Choć do końca wakacji w każdy weekend Doda gra koncerty w całym kraju, myślami jest już na wakacjach. Na razie palcem po mapie, ale razem z narzeczonym Adamem Darskim już zastanawia się, gdzie by tu poleniuchować w tym roku. Gdy spotkaliśmy piosenkarzy w jednej z restauracji na warszawskim Mokotowie, Doda wręcz z wypiekami na twarzy przeglądała katalog jednego z biur podróży. W oko wpadły jej wyprawy do Brazylii. Wszak jak już płacić, to niech przynajmniej pogoda będzie wymarzona. A w Ameryce Południowej można być pewnym tropikalnych upałów. Zresztą Nergal w wywiadach podkreślał, że to właśnie tam najchętniej kupiłby kawałek ziemi.

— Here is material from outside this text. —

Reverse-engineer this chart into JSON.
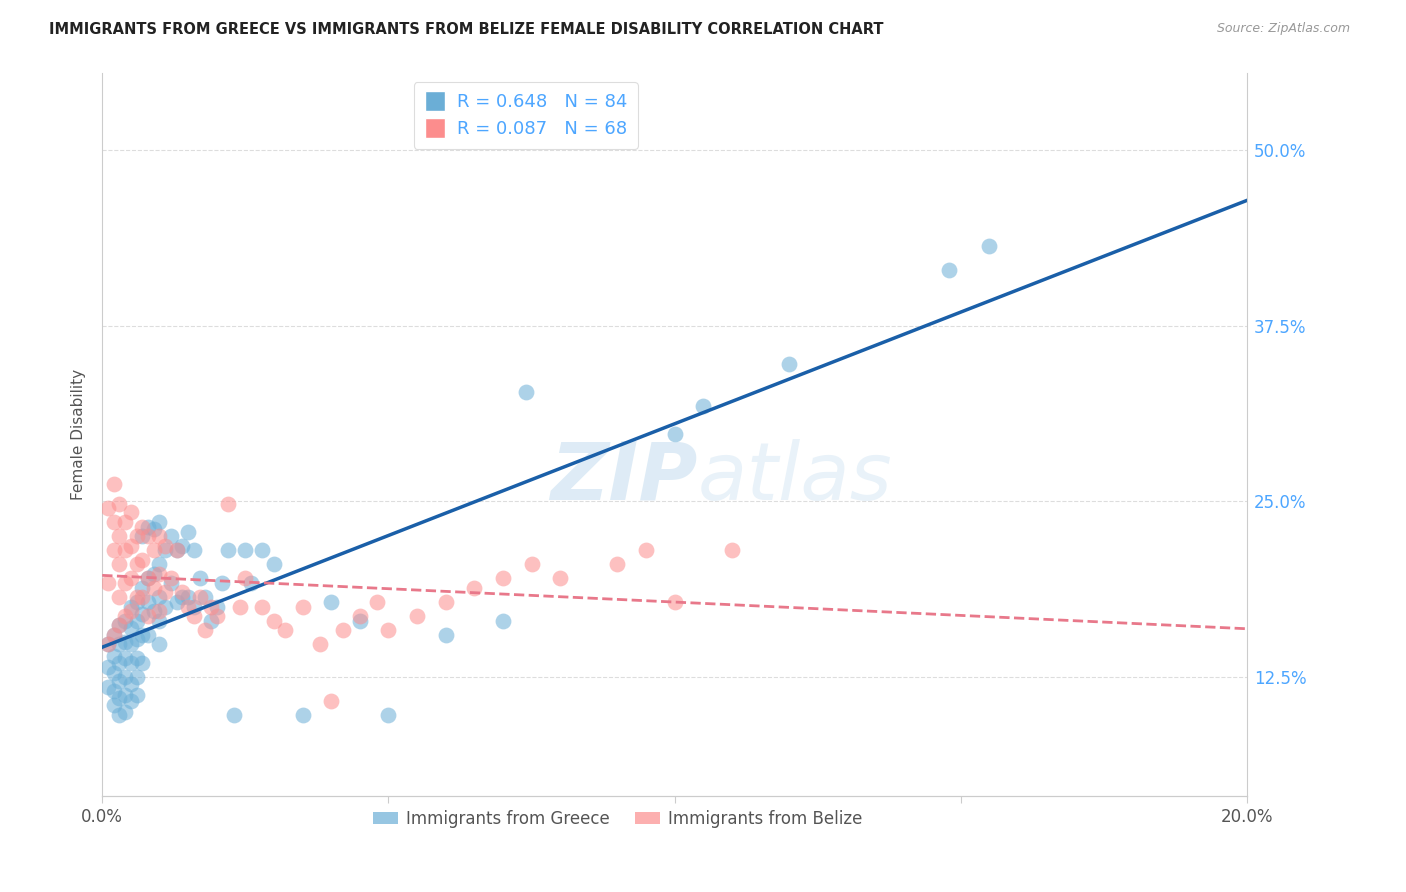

- Na liście ulubionych miejsc niepodzielnie króluje Ameryka Południowa - wyznał w wywiadzie dla miesięcznika muzycznego.
Jednak zanim piosenkarze ruszą na wakacyjne wojaże, Doda ma jeszcze coś do zrobienia tu na miejscu i nie chodzi o koncerty. Ostatnio Królowa dała prawdziwy dowód swojej obywatelskiej postawy i zagłosowała, nie zważając na to, że była akurat w Świebodzinie, gdzie koncertowała. Dzisiaj już wiemy, że czeka nas jeszcze druga tura wyborów prezydenckich.
- Nie wymiękajcie, jeszcze druga tura. Ja udowodniłam, że można podejść do tego na luzie i z uśmiechem na ustach i zagłosować w każdym zakątku Polski, widzimy się 4 lipca przy urnach - apeluje do rodaków Doda w rozmowie z "Super Expressem".
Choć gwiazda od lat ma opinię skandalistki wie, że są takie chwile, kiedy trzeba zmierzyć się z odpowiedzialnością i wziąć w swoje ręce przyszłość ojczyzny.